Tea Partiers Fight Culture of Dependence
Apr 19
Democracy and Power 101: Government is power
Government, in its last analysis, is organized force. – Woodrow Wilson
Government within its jurisdiction has a monopoly on power. Government has the power to tax and enforce the collection of taxes, the power to regulate, the power to incarcerate and even take the life of a person. Every act of government has an element of power, which is executed by force or coercion. Every government rule and regulation involves compliance with the power of government. For example, public education is overwhelmingly accepted as a public good. However, all aspects of public education are enforced by the power of government: taxation, compulsory attendance, jurisdiction, and curriculum.
Tea Partiers Fight Culture of Dependence
Many Americans are gravely concerned with the increasing power of government. Michael Barone aptly writes about the struggle between ordinary Americans and the increasing power of government, which is steadily eroding personal freedom. “Do you realize,” CNN’s Susan Roesgen asked a man at the April 15, 2009, tea party in Chicago, “that you’re eligible for a $400 credit?” When the man refused to drop his “drop socialism” sign, she went on, “Did you know that the state of Lincoln gets 50 billion out of the stimulus?” Roesgen is no longer with CNN, and CNN has only about half as many viewers as it did last year.
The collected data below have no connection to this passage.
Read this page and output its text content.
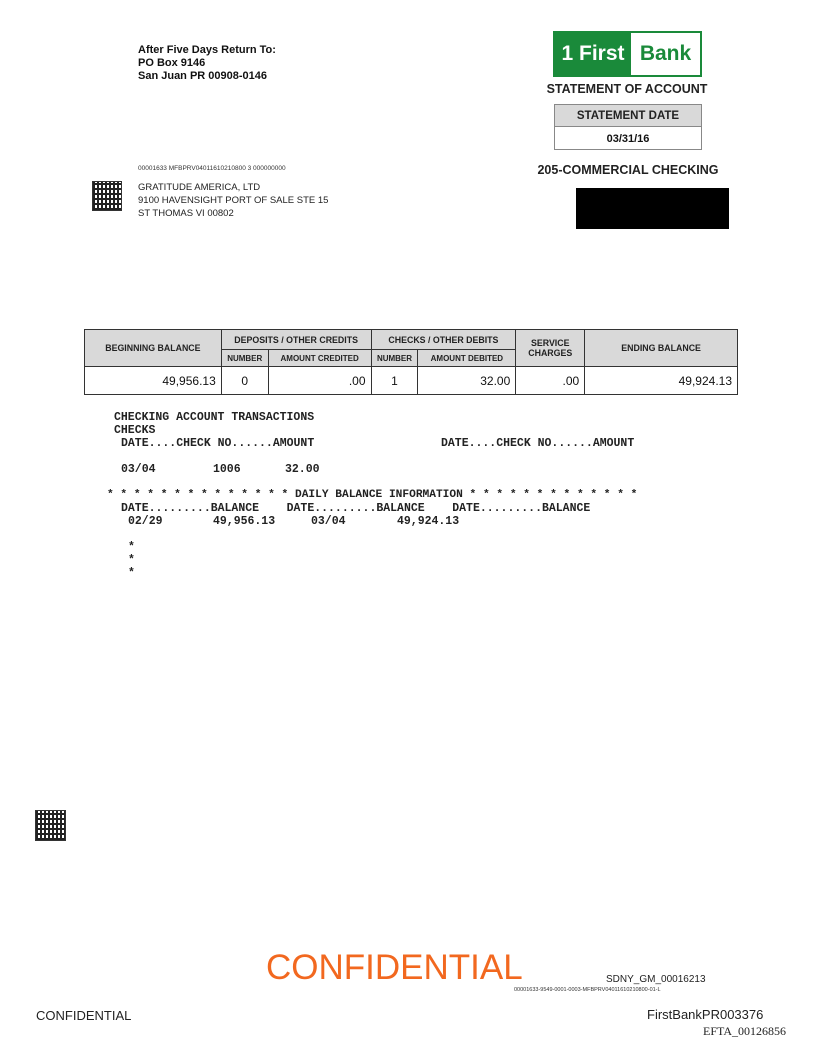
After Five Days Return To:
PO Box 9146
San Juan PR 00908-0146
1 First Bank
STATEMENT OF ACCOUNT
STATEMENT DATE
03/31/16
205-COMMERCIAL CHECKING
00001633 MFBPRV04011610210800 3 000000000
GRATITUDE AMERICA, LTD
9100 HAVENSIGHT PORT OF SALE STE 15
ST THOMAS VI 00802
BEGINNING BALANCE	DEPOSITS / OTHER CREDITS		CHECKS / OTHER DEBITS		SERVICE CHARGES	ENDING BALANCE
	NUMBER	AMOUNT CREDITED	NUMBER	AMOUNT DEBITED		
49,956.13	0	.00	1	32.00	.00	49,924.13
CHECKING ACCOUNT TRANSACTIONS
CHECKS
DATE....CHECK NO......AMOUNT	DATE....CHECK NO......AMOUNT
03/04	1006	32.00
* * * * * * * * * * * * * * DAILY BALANCE INFORMATION * * * * * * * * * * * * *
DATE.........BALANCE    DATE.........BALANCE    DATE.........BALANCE
02/29	49,956.13	03/04	49,924.13
*
*
*
CONFIDENTIAL	SDNY_GM_00016213
00001633-9549-0001-0003-MFBPRV04011610210800-01-L
CONFIDENTIAL	FirstBankPR003376
EFTA_00126856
But her questions are revealing. They help us understand that the issue on which our politics has become centered — the Obama Democrats’ vast expansion of the size and scope of government — is really not just about economics. It is really a battle about culture, a battle between the culture of dependence and the culture of independence.
It is more than cultural. It is about personal freedom. When government grows, taxes must increase. An increase in taxes decreases personal freedom. A portion of the person’s possessions has been confiscated, depriving that person of the power to use their possessions as they wish. Even if the tax pays for a benefit for all Americans, such as national defense, personal freedom to an individual American is diminished.
Ah, “but your individual would lose all of his freedoms.” Most likely true. This is the great conundrum of modern democracy. How do you restrain the abuse of power by government? James Madison recognized the proclivity for abuse: The essence of Government is power; and power, lodged as it must be in human hands, will ever be liable to abuse.
Barone observes the rational by of the politically powerful: The Obama Democrats see a society in which ordinary people cannot fend for themselves, where they need to have their incomes supplemented, their health care insurance regulated and guaranteed, their relationships with their employers governed by union leaders. Highly educated mandarins can make better decisions for them than they can make themselves. That is the culture of dependence.
This is the progressive philosophy that has enlarged government in the 20th and 21st Centuries. The great issue of our time is how to restore individual freedom. Barone appreciates the philosophy of freedom and wrote: The tea party movement reminds us of what the Founders taught — that it has a moral dimension, as well. They risked all in the cause of the culture of independence. The polling evidence suggests that most Americans don’t want to leave that behind.